Tonight George Eastman House (900 East Ave.) showed Dillinger è morto (Dillinger is Dead) in the Dryden Theater. Ali and I went and neither of us enjoyed the film at all. I gathered it was supposed to show the boring existence of the bourgeoisie by making a laborious, boring movie out of it. I felt a bit duped, though, because the Eastman House calender described it like this:
A bored industrial designer discovers an old revolver in his home, wrapped in a 1934 newspaper announcing the death of a famous American gangster. He paints the gun with red-and-white polka dots, seduces his maid (Annie Girardot), and contemplates suicide as well as his wife's murder (Anita Pallenberg). Writer-director Ferreri's (Le Grande Bouffe, The Last Woman) surreal and symbolic head trip belongs in the tradition of the "theater of the absurd." Almost never screened in the US, don't miss your chance to discover this oddball puzzler. New 35mm print!
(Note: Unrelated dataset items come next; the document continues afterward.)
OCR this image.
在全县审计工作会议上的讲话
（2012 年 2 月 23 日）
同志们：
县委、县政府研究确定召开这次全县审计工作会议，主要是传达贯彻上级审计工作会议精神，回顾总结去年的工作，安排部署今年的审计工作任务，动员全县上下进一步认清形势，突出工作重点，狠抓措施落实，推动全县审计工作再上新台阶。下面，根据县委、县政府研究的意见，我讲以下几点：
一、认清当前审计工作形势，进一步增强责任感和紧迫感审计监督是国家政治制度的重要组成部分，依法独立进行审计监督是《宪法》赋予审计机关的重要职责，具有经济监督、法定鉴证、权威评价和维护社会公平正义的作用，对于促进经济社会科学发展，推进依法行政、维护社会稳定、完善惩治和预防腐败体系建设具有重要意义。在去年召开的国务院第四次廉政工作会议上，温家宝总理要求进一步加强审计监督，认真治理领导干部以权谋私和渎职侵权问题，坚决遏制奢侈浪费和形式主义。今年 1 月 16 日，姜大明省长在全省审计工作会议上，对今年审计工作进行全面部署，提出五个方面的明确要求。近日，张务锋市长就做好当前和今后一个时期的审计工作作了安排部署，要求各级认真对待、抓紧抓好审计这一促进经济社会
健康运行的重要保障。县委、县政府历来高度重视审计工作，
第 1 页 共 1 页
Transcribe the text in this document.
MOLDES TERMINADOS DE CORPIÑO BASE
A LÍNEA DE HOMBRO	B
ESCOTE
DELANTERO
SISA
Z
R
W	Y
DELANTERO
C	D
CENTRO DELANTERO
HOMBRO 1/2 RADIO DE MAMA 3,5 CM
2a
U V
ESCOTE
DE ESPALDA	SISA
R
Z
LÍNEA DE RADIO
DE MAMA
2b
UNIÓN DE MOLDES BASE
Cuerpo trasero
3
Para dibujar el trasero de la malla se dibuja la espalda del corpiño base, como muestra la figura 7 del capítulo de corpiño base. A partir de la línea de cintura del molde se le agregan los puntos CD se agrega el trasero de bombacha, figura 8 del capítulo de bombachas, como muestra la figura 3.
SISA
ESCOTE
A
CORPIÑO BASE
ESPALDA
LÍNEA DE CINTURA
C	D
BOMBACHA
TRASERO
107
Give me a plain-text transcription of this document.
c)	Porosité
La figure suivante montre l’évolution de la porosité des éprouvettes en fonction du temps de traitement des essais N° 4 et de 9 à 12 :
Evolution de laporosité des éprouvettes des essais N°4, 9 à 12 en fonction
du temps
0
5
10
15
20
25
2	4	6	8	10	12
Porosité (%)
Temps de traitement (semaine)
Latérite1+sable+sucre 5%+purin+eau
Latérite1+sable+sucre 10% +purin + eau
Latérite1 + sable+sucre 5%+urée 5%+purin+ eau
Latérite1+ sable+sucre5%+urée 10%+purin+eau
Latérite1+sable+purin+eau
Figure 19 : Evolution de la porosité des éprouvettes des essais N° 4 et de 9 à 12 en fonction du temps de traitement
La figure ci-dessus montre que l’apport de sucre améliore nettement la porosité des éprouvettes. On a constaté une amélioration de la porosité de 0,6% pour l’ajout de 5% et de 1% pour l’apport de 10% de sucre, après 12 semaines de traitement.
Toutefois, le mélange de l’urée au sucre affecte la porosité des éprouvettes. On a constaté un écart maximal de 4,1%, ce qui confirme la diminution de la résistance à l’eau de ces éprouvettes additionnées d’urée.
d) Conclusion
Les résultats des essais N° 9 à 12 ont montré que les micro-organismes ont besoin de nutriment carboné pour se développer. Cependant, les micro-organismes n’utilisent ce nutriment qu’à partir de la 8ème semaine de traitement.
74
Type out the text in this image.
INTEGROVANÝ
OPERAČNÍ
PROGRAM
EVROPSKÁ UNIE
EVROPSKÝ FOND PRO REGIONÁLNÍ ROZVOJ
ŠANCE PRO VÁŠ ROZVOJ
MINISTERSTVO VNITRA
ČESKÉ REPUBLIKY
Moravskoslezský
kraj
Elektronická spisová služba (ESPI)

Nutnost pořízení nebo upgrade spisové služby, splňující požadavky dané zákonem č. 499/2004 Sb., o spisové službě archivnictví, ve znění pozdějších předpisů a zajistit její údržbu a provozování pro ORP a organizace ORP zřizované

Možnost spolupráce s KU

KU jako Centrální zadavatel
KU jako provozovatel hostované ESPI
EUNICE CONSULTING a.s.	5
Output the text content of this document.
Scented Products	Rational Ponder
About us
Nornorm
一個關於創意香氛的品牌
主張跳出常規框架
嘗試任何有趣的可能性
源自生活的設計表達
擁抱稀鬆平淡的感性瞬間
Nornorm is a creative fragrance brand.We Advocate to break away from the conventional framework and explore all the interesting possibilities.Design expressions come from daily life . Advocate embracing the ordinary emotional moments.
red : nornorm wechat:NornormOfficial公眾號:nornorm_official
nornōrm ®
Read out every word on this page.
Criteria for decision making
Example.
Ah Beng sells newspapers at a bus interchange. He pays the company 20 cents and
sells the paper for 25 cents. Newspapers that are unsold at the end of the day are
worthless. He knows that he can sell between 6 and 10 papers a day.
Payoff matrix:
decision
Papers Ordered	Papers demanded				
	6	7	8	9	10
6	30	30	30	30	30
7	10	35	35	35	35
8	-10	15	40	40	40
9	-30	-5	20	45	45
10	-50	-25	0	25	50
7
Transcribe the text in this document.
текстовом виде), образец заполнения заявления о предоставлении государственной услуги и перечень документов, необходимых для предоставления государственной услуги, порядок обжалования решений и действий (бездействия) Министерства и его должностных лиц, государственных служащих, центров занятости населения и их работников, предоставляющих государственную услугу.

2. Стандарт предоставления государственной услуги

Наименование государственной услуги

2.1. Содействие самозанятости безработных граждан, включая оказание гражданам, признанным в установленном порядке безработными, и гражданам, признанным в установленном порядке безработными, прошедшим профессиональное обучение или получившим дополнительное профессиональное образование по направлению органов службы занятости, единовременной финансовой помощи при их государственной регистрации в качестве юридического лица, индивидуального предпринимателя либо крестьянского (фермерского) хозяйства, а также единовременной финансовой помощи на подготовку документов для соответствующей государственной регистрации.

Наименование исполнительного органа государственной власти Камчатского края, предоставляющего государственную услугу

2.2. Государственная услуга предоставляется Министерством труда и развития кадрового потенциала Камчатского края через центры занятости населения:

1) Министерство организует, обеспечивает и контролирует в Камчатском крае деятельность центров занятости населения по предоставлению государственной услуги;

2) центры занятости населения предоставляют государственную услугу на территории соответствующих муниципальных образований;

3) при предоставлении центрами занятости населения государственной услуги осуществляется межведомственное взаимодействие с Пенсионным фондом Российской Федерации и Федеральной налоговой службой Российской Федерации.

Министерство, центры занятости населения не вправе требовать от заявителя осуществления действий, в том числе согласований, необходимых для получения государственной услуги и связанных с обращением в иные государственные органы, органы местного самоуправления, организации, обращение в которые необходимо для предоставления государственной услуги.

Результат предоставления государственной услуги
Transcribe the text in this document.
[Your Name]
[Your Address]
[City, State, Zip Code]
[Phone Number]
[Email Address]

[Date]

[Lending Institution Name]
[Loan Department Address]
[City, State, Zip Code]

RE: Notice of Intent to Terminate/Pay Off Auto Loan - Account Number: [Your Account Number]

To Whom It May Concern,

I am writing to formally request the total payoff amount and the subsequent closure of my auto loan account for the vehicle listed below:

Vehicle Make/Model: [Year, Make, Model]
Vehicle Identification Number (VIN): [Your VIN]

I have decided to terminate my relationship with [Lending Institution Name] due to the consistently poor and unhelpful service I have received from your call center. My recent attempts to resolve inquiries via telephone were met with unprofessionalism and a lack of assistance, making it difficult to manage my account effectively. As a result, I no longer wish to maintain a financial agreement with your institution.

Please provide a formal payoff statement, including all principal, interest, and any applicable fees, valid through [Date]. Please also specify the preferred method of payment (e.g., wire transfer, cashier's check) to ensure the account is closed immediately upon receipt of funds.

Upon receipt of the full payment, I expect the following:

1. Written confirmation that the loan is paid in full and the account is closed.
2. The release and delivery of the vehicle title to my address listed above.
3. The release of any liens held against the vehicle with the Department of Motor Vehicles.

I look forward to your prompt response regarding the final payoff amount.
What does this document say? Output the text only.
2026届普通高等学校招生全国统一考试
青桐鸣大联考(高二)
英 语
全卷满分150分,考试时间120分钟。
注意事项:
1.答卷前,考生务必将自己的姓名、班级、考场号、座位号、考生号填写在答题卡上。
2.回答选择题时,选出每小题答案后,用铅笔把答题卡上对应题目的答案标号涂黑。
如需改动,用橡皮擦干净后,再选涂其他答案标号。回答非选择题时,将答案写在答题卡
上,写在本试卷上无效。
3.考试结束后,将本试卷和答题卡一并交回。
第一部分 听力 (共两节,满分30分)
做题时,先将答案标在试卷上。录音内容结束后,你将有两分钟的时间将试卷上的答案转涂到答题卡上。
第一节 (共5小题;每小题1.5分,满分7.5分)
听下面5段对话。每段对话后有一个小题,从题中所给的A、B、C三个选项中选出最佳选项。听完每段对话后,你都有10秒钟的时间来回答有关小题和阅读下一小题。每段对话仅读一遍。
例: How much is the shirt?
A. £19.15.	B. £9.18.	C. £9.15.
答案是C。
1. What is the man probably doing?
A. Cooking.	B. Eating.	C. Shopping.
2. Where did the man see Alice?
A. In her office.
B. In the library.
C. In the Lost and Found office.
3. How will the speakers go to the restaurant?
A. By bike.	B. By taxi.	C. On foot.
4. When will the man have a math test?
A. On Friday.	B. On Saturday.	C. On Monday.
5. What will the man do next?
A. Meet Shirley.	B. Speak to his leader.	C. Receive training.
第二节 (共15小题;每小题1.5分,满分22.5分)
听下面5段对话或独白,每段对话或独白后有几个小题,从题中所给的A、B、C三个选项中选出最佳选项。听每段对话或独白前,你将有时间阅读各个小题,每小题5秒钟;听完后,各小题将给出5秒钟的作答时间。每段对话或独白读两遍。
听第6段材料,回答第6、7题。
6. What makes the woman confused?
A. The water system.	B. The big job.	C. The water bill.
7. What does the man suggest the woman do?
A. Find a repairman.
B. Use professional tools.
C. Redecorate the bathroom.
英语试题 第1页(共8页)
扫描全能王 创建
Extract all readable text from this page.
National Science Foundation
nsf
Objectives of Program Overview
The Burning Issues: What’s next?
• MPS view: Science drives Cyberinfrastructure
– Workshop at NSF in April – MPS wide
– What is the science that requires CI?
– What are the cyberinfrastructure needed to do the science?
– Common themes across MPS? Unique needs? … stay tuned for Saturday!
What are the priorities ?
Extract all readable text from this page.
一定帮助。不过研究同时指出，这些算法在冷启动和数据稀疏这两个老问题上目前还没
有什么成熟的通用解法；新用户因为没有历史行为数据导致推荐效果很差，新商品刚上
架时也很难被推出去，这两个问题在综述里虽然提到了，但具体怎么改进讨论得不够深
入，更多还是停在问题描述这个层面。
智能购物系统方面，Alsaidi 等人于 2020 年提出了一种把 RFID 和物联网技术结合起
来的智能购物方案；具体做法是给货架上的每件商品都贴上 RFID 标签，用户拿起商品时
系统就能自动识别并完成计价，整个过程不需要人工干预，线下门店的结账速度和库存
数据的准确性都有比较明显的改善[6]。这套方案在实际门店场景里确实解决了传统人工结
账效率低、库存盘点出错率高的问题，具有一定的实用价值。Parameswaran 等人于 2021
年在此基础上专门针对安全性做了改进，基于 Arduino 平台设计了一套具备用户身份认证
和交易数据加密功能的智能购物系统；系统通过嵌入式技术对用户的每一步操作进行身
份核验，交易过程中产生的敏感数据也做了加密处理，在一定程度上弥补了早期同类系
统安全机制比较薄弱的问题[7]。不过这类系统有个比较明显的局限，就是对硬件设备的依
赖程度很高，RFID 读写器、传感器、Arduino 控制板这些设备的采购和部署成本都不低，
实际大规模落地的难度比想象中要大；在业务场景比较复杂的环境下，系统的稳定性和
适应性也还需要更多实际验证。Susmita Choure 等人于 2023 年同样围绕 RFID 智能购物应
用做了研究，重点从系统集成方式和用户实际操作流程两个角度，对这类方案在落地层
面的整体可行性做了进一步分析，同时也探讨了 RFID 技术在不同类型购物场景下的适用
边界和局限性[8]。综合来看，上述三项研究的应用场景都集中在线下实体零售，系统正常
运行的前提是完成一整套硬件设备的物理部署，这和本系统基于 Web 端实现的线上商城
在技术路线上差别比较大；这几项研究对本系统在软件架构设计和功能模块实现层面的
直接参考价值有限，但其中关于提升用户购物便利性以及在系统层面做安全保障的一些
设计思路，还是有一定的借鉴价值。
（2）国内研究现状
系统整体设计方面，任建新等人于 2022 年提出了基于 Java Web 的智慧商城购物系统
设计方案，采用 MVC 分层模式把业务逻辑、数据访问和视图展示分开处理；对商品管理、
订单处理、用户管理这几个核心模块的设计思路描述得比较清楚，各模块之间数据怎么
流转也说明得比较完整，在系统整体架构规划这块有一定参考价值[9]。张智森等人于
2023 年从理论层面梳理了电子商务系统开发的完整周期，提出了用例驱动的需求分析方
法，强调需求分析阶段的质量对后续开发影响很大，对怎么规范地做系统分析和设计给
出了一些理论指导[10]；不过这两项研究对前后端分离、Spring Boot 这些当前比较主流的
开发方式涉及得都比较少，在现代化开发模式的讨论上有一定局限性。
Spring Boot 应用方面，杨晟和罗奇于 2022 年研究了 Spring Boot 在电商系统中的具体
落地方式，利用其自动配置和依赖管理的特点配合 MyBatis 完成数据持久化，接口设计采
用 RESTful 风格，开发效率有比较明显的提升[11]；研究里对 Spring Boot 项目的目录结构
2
In actuality, it's about a boring industrial designer who returns to his boring home and decides to prepare a decadent meal in as boring a way possible. He happens to discover a gun in a newspaper and he splits his cooking time with cleaning the gun in olive oil. Most of the screen time, though is spent on his monotonous existence — in point-of-fact, the externally uninteresting bits of life we all experience.
It would be like me making a movie about JayceLand which would consist of me sitting in front of a computer for a couple hours with occasional breaks to get coffee or answer the phone or eat an orange or go for a walk around the block.
I felt like the movie was a joke on the bourgeoisie of the film world — the art-house film-goers who chafe themselves with their furious masturbation. Yes: the film turns the focus of the story onto the least interesting parts, and as such it is an example of how to not make an interesting film. However, the resulting product is one to be endured for the sake of bragging that you "really understand what the artist is getting at". It reminded me a lot of the garbage that Andy Warhol produced: more things to antagonize the masses and create a self-aggrandizing class of people who celebrate an artist courageous enough to deliberately produce shit.